O'Rielly Defends FCC Against Sinclair-Bias Charges - Broadcasting & Cable
Calls suggestion commission was favoring one company 'misguided fantasy'

FCC Commissioner Michael O'Rielly has come to the strong defense of FCC and Sinclair against allegations that the former is helping the latter.

In a blog post Friday (May 18), O'Rielly tried to dispel what he called the false narrative that "everything the Commission has done in the media space over the last 17 months has been to benefit one company, in this case Sinclair Broadcast Group."

He called that "misguided fantasy" perplexing to all the non-Sinclair stations that have benefited from FCC actions.

O'Rielly said it was time to put the assertions of an FCC Sinclair bias in the proper context, which he said was "a rhetorical tool designed to divert attention from opponents’ lack of substantive objections to the underlying [FCC] policies, combined with what seemingly appears to be an extreme personal dislike for the company itself."

Related: Democratic Sens. Seek FCC Freeze on Media Decisions

Those policies include reinstating the UHF discount, which made Sinclair's proposed purchase of Tribune possible, and approving a rollout of the ATSC 3.0 advanced TV transmission standard, which Sinclair was pitching and for which the company has a handful of patents. The FCC has come to no conclusion yet on whether the Tribune deal is in the public interest.

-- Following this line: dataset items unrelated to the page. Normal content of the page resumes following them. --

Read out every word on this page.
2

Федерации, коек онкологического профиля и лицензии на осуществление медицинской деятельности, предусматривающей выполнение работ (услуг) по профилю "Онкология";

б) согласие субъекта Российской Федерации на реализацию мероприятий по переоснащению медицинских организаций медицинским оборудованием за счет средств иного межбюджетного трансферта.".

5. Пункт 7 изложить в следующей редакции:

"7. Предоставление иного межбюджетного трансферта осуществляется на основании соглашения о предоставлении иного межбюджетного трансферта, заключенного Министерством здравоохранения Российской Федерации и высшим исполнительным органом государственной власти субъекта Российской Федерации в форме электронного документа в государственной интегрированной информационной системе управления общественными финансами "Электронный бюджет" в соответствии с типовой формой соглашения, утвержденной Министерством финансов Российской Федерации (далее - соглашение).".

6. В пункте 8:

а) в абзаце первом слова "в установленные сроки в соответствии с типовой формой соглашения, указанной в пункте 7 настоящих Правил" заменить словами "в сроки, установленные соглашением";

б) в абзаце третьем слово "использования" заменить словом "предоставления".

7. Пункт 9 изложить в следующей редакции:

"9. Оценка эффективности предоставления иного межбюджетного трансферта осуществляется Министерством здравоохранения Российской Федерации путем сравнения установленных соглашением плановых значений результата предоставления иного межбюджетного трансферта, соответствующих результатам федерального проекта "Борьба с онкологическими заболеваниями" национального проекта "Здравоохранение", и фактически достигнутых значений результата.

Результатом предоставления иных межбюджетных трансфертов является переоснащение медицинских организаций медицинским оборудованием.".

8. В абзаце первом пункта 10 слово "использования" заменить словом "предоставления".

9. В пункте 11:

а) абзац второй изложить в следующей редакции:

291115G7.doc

"The Commission’s actions under Chairman Pai’s leadership have been designed to reduce the labyrinth of outdated and costly media rules that no longer make sense today. This is vital in the current marketplace where television broadcasters are not competing solely amongst each other, but, also, with cable networks and major over-the-top platforms like Netflix and Amazon."

O'Rielly went point by point on issues attributed to favoritism toward Sinclair, providing alternative explanations, which he said he hoped would eliminate an notions for FCC favoritism toward the company.

After taking the issues point, but point, he said the FCC's actions "either didn’t help Sinclair in any capacity or was done to relieve the entire broadcast industry of a burden," with Sinclair aid either residual or unintentional.

It remains to be seen if the groups pushing hard for the Tribune deal's demise, or Hil  Dems convinced of a pro-Sinclair bias, will be persuaded.